After having just finished moving some code into a Swift package, we are now seeing benchmarks taking almost 20 times longer to complete as measured in Instruments using signposts. What used to take around 3 seconds is now taking just over 1 minute to complete.
The code in question manipulates a bunch of structs that are stored in Arrays and then accumulates the results and returns them. Most of the structs include at least one generic property.
I assume we're running into the performance limitations of cross module optimization, though I wasn't aware it could be this significant. I see some older PRs and discussions around this topic but was curious what the current state of affairs was.
How are others managing performance sensitive code in packages, especially code that involves generics?
From what I can tell, the Swift Algorithms and Swift Collection packages make very liberal use of @inlinable almost everywhere.
Our package is not available to the public and is used only in applications that we have full access to the source code. Should we really be trying to inline as many hot-path methods as possible that are in the package?
Snippet of a trace that used to take 3.31 seconds but now takes 1.09 min:
@inlinable only allows the compiler to inline the function; it does not guarantee it. However, doing so also provides the visibility through the module boundary that the compiler needs in order to do specialization of generics and similar optimizations.
When something turns out to be unexpectedly slow, I usually start by perusing the stack looking for generic functions not marked “specialized” (the way Array.subscript.modify is in your screenshot), and make them @inlinable. I am assuming that as a package, your module is only vended as source, in which case the implications for ABI stability are irrelevant.
There is also -cross-module-optimization, which basically erases the module boundary altogether. If you control all the clients, it might be easier to just change the build invocations. But it is usually not feasible to train external clients to do that. There was talk of automating this flag within in SwiftPM, but I don’t think it has been done yet. See this older thread for more details.
I had seen that mentioned in other threads but wasn't curious if this was "production ready" or not. One or two posts mentioned some potentially app stability issues when that flag was used, though those posts might be out of date now.
I don’t know off the top of my head exactly how far it has come, and I don’t have the latest release of Swift on hand at the moment. I suggest doing swiftc --help and looking for it in the list. If you see it there, then the flag is officially supported; if you don’t, then it is still experimental.
The option is not present with the following Swift compiler:
Apple Swift version 5.5 (swiftlang-1300.0.31.1 clang-1300.0.29.1)
Target: arm64-apple-darwin21.1.0
Earlier discussions on this issue appear to have died off. I'm surprised to not see more current discussions of this performance limitation given how prevalent Swift Packages have become in the last year or two. (Especially when you consider recent trends to hyper-modularize applications into numerous micro packages.)
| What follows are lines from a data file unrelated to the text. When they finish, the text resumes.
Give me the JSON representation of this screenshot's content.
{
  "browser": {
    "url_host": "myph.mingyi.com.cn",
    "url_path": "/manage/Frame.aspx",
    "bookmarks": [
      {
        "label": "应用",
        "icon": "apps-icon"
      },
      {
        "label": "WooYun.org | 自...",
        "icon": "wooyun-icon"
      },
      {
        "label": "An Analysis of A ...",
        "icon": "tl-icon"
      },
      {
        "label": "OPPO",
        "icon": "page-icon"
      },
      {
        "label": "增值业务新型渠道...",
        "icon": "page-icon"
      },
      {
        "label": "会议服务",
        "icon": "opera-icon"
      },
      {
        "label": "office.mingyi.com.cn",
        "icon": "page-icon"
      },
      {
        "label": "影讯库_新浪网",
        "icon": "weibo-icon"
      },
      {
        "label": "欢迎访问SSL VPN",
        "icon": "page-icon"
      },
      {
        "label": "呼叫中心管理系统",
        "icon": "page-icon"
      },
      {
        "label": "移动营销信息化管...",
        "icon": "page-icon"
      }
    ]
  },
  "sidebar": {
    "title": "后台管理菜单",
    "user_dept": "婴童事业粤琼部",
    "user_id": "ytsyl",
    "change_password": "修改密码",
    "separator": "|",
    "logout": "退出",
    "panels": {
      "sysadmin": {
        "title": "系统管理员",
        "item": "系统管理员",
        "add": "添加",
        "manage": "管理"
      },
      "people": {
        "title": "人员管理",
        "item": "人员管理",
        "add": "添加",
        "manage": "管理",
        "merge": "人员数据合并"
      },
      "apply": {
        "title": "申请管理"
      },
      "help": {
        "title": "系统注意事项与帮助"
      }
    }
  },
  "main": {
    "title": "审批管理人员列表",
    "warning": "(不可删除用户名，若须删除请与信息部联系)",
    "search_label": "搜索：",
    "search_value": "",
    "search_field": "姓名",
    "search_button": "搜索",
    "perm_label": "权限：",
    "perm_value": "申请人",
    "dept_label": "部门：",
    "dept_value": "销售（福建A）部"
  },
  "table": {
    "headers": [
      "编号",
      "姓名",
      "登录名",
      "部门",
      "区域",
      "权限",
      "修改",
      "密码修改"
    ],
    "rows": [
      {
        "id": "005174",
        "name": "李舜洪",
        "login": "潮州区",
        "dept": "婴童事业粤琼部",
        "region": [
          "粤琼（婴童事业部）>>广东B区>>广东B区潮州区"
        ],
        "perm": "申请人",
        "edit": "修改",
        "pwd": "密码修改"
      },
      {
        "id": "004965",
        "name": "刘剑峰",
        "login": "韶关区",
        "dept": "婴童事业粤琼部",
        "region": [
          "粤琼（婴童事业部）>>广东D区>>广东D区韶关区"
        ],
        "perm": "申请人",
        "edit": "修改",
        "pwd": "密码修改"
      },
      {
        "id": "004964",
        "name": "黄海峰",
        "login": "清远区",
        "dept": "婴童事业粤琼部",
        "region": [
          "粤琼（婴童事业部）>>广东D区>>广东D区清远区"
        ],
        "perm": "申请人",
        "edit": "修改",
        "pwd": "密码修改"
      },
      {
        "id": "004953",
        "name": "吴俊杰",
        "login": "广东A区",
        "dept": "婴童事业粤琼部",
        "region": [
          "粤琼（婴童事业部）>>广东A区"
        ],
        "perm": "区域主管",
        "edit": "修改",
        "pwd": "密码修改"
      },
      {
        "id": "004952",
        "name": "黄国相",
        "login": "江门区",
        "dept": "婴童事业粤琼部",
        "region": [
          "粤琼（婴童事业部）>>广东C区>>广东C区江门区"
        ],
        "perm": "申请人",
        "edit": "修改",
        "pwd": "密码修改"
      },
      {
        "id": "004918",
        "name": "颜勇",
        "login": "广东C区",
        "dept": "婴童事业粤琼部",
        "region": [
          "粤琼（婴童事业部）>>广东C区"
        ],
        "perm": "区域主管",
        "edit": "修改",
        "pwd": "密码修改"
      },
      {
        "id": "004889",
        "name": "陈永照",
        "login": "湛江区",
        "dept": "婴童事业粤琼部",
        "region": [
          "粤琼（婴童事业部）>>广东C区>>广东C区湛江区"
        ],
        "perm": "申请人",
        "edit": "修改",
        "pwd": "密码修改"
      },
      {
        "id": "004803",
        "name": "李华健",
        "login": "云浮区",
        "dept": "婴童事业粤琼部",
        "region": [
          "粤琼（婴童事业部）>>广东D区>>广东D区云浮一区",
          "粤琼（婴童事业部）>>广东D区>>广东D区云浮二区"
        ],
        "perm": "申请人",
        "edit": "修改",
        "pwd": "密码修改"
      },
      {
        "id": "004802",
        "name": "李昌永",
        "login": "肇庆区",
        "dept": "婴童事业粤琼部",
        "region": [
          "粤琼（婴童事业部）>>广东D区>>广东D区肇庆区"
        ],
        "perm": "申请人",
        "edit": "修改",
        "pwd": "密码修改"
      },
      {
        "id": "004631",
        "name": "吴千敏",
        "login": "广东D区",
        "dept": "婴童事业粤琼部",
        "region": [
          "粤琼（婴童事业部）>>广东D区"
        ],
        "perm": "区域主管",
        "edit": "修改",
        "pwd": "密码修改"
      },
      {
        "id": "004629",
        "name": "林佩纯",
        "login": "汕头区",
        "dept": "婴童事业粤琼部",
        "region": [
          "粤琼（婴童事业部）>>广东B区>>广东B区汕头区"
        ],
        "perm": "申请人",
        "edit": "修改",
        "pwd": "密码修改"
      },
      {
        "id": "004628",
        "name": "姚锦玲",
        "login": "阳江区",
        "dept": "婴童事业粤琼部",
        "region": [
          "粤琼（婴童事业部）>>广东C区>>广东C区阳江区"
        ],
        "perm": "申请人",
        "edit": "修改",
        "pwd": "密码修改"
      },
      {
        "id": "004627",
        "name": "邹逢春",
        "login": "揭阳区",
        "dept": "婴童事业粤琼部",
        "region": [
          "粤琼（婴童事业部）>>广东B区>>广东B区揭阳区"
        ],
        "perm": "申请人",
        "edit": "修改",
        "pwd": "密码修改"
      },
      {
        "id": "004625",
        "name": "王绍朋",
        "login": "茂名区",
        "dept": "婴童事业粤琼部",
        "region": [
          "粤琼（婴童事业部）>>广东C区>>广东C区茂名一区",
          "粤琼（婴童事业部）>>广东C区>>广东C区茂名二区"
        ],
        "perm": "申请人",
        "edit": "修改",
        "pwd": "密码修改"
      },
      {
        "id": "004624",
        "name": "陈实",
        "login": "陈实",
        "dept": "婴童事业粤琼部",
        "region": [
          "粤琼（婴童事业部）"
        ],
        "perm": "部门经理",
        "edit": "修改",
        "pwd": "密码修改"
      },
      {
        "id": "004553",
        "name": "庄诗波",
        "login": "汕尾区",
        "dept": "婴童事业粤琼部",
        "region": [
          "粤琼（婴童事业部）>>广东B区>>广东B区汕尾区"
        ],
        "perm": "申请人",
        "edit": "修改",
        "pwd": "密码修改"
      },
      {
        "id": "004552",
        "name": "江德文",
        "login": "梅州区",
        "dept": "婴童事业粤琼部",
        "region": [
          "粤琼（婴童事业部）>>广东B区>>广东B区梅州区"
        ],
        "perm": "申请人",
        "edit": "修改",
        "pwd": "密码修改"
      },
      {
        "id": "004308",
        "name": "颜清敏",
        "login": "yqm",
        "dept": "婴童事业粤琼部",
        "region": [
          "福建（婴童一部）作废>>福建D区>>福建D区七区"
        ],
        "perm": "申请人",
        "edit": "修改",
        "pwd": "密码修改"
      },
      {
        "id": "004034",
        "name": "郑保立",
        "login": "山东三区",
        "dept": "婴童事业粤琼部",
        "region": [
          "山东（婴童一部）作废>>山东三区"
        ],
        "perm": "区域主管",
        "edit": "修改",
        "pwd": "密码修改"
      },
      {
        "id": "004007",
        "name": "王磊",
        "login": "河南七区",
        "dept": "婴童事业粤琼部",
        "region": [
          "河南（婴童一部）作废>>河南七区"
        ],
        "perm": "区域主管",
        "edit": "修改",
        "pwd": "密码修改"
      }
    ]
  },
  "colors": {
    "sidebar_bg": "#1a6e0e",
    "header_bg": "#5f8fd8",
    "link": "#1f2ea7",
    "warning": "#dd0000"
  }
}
Our use case was to share a new layout engine across our applications using SPM but this performance issue is too big to ignore. We'll investigate inlining a bit more but I guess the fallback is to just fold the code directly into the main build for releases.
Cross-module optimization pretty much eliminates every form of runtime overhead packages have, right? Assuming you can stomach immense compilation times, it’s probably worth using for release binaries you don’t need to build too often. I would appreciate a straight answer on whether it is officially supported, though.
My understanding is that CMO is equivalent to WMO, except it treats everything as @inlinable. You should still mark things as @inlinable where appropriate, to benefit non-CMO builds. I use it for anything that has no conceivable alternate behavior, where any future implementation would inevitably have the same effects.
Micro packages should use @inlinableextremely liberally, since they usually have plenty of methods with no room for interpretation. That’s why packages like Swift Algorithms use it everywhere: there are plenty of ways to do a stable partition, but the end result is always the same.
Is there a way to enable cross-module optimization from Xcode? I've tried searching but I couldn't find anything.
Edit: it seems this can be done by adding "-cross-module-optimization" to "Other Swift Flags" in the build settings. Can someone confirm this is the best way to do this?